User-Centered Design Process (Criteria III). I have long been an advocate for a regulatory framework that emphasizes a high quality, fully auditable, evidence-based user-centered design (UCD) process throughout each product’s life cycle. The most essential elements of UCD are:
- A thorough understanding of the product’s use context (which typically requires extensive HFE)
- Recurrent iterative cycles of user interface design and formative usability testing
- Clear, complete, and traceable documentation
Finally, effective UCD requires the use of formal evidence-informed risk analyses to allow health IT developers to scale their UCD for particular aspects of the health IT user interface depending on its actual safety implications (i.e., use error that can contribute to patient harm).

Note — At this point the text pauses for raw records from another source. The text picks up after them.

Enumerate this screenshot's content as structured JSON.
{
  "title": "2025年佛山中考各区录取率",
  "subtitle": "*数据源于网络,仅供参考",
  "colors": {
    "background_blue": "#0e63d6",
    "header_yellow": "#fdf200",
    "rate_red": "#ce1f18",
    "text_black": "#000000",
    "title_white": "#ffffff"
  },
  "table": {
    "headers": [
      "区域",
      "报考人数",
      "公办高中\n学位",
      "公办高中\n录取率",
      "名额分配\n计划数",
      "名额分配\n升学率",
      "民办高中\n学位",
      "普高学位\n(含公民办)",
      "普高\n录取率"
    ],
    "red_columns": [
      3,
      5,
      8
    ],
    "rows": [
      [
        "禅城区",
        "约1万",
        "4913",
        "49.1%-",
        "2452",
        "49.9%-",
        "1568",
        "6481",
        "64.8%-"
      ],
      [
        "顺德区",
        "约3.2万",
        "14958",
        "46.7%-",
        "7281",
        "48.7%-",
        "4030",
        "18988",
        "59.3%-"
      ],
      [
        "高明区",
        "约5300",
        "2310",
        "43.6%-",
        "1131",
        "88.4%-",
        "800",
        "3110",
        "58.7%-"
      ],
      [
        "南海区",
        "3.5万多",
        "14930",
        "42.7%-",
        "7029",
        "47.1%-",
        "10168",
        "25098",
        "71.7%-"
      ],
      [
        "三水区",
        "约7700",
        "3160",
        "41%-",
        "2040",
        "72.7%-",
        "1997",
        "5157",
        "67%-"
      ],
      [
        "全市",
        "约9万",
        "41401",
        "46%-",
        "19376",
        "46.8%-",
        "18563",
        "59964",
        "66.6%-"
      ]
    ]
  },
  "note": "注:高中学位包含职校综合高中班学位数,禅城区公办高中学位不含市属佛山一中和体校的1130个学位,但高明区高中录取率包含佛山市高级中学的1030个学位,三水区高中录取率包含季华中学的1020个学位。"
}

Further, UCD for all high risk health IT must be performed in the context of an effective quality management system.
I strongly encourage ONC to support the creation of and ultimately mandate compliance with consensus national standards for risk/safety management and for quality management of health IT systems. Toward this end, the AAMI recently convened a new Health IT Standards Committee charged with developing two new standards: HIT1000, Application of risk management processes for health IT systems and HIT2000, Application of quality management system processes for health IT systems. Ideally, these national standards will be integrated with relevant international standards (e.g., the IEC 80001 series) to facilitate a global approach to health IT risk and quality management.
Added Value of Formative Usability Test (FUT) Results. Besides being an essential component of UCD throughout product development, the results of FUTs may be part of the developer’s evidence for product safety as advocated by many human factors engineering practitioners. This can decrease the need for as much SUT late in development (i.e., when the product appears to be ready for market). Further, the conduct of FUT throughout the product life cycle will substantially reduce the risk of undesirable use errors during the SUT. However, FUTs will only meet these goals when they are conducted with the same rigor as that of SUTs (as described above).
Across the Product Life Cycle. There are a number of problems with the use of SUT of health IT as the definitive “test” of product safety. One problem is that the health IT as configured by the developer for such summative testing is unlikely to be the same as the same health IT system ultimately configured (by the developer, implementers, and health delivery systems) for actual use at numerous customer sites. A second problem is that the user interfaces of these systems change continuously over their life cycle, sometimes without health IT developer knowledge or control. Thus, as has been the case in other high-risk industries, the UCD/HFE framework and regulatory oversight for health IT needs to take a life cycle approach. Toward this end, implementers and healthcare delivery organizations that configure and deploy health IT systems also need to fall under these regulations.
Matthew B. Weinger, MD, MS, is vice chair of medical research on the AAMI Board of Directors. He is the Norman Ty Smith chair in patient safety and medical simulation, and a professor of anesthesiology, biomedical informatics, and medical education at Vanderbilt University School of Medicine in Nashville, TN.